Chaining

This section is easier to follow if you've read about Chaining in the Cray-1 first

Apart from the use of multiple memory ports and a doubling of the instruction buffer size, the architecture of each processor in a CRAY X-MP system is basically the same as that of the CRAY-1. The processor design is nevertheless quite different at the implementation level. The use of the same 16-gate ECL gate arrays as those used in the CRAY-2, and improved packaging density over the CRAY-1, mean that four X-MP processors occupy the same physical space as a single CRAY-1. Increased packaging density implies shorter distances between components, of course, leading to the possibility of a reduced clock period. In early versions of the X-MP the common clock, which provides synchronous control for all the processors in an X-MP system, had a period of 9.5 ns (compared with the 12.5 ns of the CRAY-1) and now has an 8.5 ns period. The performance of the X-MP processor is also improved by an important change in the detail of the implementation of chaining.

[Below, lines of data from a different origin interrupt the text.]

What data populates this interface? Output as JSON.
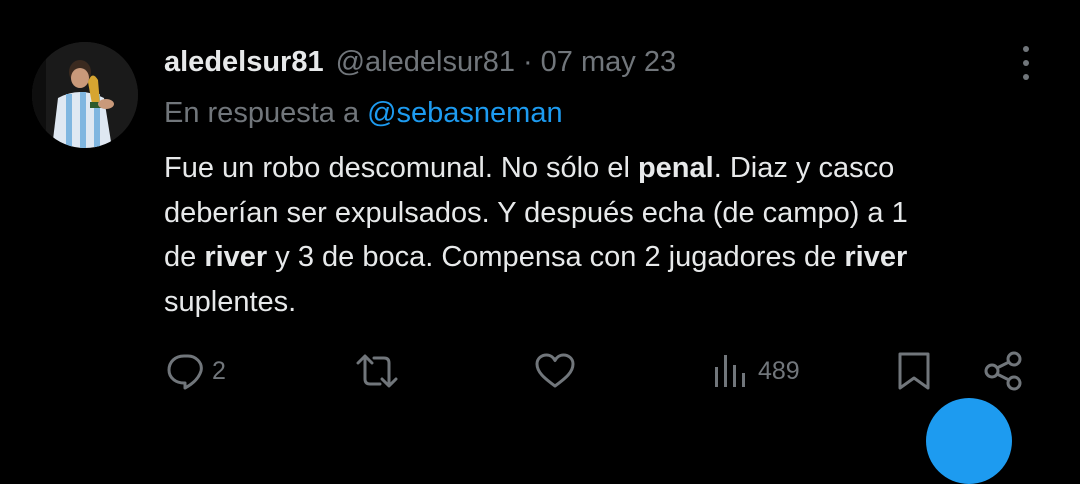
{
  "tweet": {
    "display_name": "aledelsur81",
    "handle": "@aledelsur81",
    "separator": "·",
    "date": "07 may 23",
    "reply_prefix": "En respuesta a",
    "reply_mention": "@sebasneman",
    "body_lines": [
      [
        {
          "text": "Fue un robo descomunal. No sólo el ",
          "bold": false
        },
        {
          "text": "penal",
          "bold": true
        },
        {
          "text": ". Diaz y casco",
          "bold": false
        }
      ],
      [
        {
          "text": "deberían ser expulsados. Y después echa (de campo) a 1",
          "bold": false
        }
      ],
      [
        {
          "text": "de ",
          "bold": false
        },
        {
          "text": "river",
          "bold": true
        },
        {
          "text": " y 3 de boca. Compensa con 2 jugadores de ",
          "bold": false
        },
        {
          "text": "river",
          "bold": true
        }
      ],
      [
        {
          "text": "suplentes.",
          "bold": false
        }
      ]
    ],
    "actions": {
      "reply_count": "2",
      "retweet_count": "",
      "like_count": "",
      "views_count": "489"
    }
  },
  "icons": {
    "reply": "speech-bubble-icon",
    "retweet": "retweet-arrows-icon",
    "like": "heart-icon",
    "views": "bar-chart-icon",
    "bookmark": "bookmark-icon",
    "share": "share-icon",
    "more": "vertical-ellipsis-icon"
  },
  "colors": {
    "background": "#000000",
    "primary_text": "#e7e9ea",
    "secondary_text": "#71767b",
    "accent": "#1d9bf0"
  }
}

In the CRAY-1 two instructions can be chained if the second requires the result of the first as one of its inputs and if it is ready to start at the moment the first element of the first instruction appears out of the relevant arithmetic pipeline, the chain slot time. If chain slot time is missed, the second instruction must wait until all the elements of the first instruction have been written into the result vector register. This is because only one vector element can be written into, or read from, a vector register in one clock period. In the CRAY X-MP one element can be written into, and another element read from the same vector register simultaneously. Thus if the second instruction is not ready to start at chain slot time, but becomes ready to start shortly thereafter, it does not have to wait for the first instruction to complete, but can start straightaway.